Continuing my recent terrain binge, I’ve been sprucing up a house that I’ve actually used in a few games already. It’s a two-storey kit from Charlie Foxtrot Models, that works nicely as a rural house:
Lots of people have been raving about Charlie Foxtrot lately, and I’d have to agree that the basic kit is really good. That’s it on the right.
The upper floor and roof are all removable, and windows and doors all come as separate pieces if you want to paint them before sticking them in. The dormer windows are a bit fiddly, and the roof does require you to sand the edges off the upper storey walls to fit flat, but apart from that it all went together well. A length of angle and some tube are included to make the ridge tiles and chimney pots, which is a nice touch.
Like most MDF buildings the basic kit will have some big chunky joins on the corners. This is one of my main gripes about MDF kits in general, but obviously it hasn’t stopped me from putting it on the table up until now, and TBH it didn’t look too bad:
I’d tried to use a bit of filler on the corners, but obviously it didn’t completely hide the joins. So on the recommendation of the good people of the internet I tried a model railway product: some plastic quoins from Wills. These happened to be exactly the right length for this building, but aren’t really designed to slap straight onto an MDF building. I had to get stuck in and file big chunks off the corners to get them to sit flat. That was a little nerve-wracking, as it meant filing about half way through the thickness of the walls.
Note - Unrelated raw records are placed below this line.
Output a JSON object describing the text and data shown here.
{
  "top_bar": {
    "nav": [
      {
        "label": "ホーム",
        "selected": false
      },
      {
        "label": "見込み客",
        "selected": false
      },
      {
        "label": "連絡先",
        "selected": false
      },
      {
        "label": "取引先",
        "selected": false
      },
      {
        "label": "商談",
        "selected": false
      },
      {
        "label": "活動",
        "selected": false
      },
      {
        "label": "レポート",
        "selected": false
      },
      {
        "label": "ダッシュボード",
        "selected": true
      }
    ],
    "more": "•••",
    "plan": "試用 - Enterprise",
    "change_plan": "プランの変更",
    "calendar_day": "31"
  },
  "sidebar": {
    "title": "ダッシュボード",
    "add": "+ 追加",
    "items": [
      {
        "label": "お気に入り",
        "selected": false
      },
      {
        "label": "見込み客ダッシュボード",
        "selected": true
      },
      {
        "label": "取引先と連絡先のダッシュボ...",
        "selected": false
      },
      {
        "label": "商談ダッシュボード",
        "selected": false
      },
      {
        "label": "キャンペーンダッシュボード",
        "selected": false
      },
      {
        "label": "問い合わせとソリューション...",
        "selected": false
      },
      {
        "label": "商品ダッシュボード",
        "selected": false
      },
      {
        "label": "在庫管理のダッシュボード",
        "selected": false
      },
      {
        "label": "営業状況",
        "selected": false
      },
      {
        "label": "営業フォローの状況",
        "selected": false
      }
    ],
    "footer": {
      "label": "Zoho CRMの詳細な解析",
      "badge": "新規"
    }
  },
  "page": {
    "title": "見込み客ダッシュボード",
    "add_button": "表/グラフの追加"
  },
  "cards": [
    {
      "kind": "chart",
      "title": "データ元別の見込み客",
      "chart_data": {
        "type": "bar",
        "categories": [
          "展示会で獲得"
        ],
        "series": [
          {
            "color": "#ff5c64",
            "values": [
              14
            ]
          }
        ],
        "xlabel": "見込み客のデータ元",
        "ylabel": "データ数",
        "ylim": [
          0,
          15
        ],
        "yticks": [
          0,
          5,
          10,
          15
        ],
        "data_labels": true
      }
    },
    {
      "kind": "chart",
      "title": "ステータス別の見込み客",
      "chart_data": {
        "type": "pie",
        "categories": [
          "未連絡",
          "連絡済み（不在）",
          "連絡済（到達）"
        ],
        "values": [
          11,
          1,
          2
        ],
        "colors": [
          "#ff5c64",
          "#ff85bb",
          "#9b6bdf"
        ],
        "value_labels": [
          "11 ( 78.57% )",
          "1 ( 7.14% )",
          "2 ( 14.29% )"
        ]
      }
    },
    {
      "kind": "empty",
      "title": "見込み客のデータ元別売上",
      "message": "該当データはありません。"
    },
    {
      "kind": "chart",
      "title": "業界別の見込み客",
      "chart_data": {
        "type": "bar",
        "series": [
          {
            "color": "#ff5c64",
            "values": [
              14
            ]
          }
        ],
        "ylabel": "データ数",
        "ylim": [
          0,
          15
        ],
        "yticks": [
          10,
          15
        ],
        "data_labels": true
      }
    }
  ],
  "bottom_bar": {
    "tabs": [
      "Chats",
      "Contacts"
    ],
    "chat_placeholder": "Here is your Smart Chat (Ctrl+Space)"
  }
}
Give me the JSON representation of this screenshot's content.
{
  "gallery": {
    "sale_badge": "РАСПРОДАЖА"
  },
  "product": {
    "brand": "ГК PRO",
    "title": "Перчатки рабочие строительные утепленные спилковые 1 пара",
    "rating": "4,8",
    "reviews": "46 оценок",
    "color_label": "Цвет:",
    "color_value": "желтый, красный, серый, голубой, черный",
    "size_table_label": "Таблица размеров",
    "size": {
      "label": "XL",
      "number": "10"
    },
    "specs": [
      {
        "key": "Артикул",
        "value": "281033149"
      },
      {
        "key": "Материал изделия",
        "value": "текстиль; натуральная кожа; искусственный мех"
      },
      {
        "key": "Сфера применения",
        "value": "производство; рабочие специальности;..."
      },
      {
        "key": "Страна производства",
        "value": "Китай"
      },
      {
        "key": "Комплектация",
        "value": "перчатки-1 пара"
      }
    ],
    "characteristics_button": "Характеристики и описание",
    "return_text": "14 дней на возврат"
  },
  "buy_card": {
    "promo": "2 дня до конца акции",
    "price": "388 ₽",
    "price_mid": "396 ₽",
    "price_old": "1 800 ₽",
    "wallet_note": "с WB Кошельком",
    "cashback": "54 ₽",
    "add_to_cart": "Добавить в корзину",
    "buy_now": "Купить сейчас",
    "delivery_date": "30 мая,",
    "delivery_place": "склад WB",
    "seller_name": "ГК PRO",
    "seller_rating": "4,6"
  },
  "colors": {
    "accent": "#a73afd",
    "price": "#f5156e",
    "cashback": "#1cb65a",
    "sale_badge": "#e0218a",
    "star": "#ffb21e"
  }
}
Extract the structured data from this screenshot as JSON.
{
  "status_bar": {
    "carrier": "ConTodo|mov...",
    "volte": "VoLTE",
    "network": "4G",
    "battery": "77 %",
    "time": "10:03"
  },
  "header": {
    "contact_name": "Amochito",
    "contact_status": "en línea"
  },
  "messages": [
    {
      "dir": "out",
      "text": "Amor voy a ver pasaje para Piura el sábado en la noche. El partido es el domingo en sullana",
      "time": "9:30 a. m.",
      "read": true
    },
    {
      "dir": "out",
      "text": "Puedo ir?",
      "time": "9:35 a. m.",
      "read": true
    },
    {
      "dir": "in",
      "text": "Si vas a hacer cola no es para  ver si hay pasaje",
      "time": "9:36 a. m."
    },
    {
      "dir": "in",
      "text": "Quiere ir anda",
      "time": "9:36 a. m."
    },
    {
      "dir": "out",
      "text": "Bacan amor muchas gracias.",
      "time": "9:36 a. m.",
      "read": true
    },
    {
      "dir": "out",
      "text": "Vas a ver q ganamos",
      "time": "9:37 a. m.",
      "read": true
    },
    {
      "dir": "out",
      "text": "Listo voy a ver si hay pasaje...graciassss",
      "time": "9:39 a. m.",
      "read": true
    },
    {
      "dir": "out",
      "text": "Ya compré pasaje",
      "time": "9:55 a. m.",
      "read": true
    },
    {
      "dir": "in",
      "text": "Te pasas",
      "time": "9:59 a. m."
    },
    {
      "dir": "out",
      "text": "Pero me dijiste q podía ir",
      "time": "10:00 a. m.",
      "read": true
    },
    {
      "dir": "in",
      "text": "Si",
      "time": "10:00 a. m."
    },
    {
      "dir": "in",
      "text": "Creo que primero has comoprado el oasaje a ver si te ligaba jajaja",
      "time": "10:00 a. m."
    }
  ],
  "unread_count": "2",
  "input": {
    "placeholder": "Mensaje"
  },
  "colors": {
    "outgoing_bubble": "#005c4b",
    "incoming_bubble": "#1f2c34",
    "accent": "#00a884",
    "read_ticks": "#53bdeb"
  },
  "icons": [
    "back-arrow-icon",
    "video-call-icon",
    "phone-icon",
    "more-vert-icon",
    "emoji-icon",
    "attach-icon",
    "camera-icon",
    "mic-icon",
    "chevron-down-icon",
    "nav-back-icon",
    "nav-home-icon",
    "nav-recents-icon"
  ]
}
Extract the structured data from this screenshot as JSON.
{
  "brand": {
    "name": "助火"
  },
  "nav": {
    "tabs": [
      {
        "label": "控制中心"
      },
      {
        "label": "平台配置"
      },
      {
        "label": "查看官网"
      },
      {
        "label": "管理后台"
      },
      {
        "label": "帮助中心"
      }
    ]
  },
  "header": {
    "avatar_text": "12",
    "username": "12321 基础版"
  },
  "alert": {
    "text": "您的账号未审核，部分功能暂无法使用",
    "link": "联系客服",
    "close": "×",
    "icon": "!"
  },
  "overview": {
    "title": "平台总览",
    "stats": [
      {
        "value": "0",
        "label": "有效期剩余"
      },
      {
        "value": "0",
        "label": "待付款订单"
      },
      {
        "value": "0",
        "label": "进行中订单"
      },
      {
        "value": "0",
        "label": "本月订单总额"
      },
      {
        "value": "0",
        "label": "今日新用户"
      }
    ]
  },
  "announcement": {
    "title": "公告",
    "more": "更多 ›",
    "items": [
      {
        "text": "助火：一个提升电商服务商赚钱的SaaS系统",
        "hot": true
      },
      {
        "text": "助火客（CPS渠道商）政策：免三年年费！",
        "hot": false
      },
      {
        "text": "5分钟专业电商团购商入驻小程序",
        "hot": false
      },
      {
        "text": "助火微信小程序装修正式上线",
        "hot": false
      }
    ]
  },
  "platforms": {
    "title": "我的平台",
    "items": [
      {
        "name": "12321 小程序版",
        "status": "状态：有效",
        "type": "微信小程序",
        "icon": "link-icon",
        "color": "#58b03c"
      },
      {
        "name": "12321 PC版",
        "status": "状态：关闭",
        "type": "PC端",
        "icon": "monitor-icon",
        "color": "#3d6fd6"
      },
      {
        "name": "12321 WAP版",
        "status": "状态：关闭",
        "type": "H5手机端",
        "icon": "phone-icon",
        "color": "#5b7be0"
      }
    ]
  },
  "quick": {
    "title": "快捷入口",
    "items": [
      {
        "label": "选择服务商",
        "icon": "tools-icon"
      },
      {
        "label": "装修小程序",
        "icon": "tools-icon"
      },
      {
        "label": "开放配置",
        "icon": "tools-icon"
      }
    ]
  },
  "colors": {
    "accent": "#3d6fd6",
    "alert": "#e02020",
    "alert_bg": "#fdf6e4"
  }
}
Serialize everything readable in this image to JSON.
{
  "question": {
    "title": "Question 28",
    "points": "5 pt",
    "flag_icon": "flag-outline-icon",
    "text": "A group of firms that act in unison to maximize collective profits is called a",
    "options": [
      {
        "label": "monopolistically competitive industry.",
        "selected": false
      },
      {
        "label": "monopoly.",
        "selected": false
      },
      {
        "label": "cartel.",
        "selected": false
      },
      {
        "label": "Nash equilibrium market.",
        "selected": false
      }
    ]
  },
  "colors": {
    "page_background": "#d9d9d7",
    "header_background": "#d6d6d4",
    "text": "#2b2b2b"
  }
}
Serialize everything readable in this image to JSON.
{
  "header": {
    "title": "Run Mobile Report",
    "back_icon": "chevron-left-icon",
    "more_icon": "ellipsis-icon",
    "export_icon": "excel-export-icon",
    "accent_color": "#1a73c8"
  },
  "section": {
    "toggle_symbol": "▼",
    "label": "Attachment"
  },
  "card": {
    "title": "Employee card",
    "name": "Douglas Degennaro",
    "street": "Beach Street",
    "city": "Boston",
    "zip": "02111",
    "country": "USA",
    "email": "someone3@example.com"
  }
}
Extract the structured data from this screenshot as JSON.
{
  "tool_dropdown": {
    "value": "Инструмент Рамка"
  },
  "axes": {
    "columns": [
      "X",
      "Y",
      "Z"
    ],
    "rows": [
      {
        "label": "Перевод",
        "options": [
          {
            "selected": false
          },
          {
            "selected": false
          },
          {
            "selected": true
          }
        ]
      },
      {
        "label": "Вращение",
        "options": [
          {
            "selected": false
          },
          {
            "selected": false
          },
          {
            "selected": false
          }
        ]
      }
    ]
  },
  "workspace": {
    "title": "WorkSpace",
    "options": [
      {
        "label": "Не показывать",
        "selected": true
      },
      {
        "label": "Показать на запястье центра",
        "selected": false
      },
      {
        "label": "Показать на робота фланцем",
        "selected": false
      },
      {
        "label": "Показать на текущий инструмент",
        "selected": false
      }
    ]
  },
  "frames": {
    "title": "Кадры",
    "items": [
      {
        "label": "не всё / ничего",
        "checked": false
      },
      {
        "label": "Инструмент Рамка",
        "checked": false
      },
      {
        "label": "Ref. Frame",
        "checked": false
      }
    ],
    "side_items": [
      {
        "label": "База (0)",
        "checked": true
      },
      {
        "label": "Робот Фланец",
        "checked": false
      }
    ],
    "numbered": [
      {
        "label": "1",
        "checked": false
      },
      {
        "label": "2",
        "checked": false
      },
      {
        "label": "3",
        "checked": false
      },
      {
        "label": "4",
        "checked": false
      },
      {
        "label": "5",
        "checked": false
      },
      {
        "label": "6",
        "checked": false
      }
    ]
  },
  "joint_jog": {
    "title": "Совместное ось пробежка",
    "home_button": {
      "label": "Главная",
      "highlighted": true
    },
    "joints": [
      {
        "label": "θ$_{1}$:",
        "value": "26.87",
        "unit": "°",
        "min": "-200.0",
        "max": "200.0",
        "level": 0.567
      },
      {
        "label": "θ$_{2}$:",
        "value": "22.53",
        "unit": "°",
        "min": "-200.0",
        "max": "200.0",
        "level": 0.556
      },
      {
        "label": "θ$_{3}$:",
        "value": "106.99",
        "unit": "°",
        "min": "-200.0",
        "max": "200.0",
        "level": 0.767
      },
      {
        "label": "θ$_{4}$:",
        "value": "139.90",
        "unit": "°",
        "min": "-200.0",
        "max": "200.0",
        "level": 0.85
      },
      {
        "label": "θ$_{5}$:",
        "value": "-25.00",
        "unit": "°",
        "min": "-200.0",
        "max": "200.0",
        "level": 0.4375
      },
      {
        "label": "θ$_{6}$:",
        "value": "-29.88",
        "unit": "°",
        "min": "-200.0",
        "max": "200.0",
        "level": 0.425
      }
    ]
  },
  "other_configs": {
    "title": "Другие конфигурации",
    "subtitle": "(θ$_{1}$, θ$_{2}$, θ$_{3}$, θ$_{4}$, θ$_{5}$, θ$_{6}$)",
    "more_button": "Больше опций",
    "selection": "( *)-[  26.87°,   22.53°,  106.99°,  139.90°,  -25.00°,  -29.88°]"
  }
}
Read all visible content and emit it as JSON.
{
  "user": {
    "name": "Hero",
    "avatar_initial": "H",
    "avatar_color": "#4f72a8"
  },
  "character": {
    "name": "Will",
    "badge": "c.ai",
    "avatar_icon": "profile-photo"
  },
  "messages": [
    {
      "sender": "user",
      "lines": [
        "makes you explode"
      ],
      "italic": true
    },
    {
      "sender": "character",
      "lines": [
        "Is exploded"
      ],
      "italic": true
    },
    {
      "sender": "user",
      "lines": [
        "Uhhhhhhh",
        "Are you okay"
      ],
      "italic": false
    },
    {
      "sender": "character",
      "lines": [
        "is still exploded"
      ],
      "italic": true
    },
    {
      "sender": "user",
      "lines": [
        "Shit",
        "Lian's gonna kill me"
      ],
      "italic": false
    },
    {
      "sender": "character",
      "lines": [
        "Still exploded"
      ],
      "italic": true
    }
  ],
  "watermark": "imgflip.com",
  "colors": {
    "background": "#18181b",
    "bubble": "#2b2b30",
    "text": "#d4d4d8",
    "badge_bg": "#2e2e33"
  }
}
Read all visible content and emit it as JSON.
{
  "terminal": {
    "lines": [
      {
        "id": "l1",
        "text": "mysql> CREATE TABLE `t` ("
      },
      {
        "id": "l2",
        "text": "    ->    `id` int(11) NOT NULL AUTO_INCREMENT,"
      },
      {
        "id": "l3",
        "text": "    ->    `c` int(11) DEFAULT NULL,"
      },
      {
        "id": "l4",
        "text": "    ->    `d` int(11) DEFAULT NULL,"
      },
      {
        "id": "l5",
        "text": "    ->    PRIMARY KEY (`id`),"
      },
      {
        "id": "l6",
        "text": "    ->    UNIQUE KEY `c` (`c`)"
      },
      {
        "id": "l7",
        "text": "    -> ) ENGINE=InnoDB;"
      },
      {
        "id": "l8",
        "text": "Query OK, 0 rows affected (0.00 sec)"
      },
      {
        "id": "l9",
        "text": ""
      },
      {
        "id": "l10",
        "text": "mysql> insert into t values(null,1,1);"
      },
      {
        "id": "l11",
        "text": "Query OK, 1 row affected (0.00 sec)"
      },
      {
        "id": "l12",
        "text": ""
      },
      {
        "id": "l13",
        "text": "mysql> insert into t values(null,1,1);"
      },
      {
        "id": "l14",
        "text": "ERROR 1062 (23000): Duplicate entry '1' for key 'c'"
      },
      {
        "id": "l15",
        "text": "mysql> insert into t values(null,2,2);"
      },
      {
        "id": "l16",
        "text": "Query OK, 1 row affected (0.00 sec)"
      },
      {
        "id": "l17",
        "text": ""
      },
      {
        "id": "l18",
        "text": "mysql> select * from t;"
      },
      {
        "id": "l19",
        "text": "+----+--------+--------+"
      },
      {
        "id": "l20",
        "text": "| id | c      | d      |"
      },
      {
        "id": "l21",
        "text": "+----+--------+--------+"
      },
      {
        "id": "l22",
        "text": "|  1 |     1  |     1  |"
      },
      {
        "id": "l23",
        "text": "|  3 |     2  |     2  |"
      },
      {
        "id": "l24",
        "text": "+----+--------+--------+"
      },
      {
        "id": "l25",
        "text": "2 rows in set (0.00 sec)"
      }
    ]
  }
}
Now that they’re on and the plastic quoins have a generous amount of PVA behind them I’m hoping it’s pretty robust.
I’d already added some nice tiling sheets from Warbases to the roof, and I also chucked in some flowers and ivy from Mininatur, and some plant pots either built from coffee stirrers (where would the hobby be without them!) or bought from Great Escape Games.
On the inside I searched out some 1930s wallpaper patterns and stuck them to the wall. I stupidly used PVA for the upstairs rooms and it stained the printed paper as it dried, but I actually quite like the icky green tinge it’s put on the wallpaper. My sister used to be an estate agent in rural France and from some of the horrendous pics she’s shown me of the inside of French farm houses I reckon truth is far worse than fiction in this case. Downstairs I left looking a bit smarter, with a tile pattern on the floor of the kitchen instead of the floorboard pattern. I reckon that’s enough internal detail for this building, I’m not going to go mental on it.
I know the white-with-blue-shutters colour scheme isn’t too original, but I didn’t realise just how generic it was until I saw that just about every other copy of this house I’ve seen people make has been in the same colours. D’oh! Oh well, maybe I’ll get around to repainting the shutters at some point.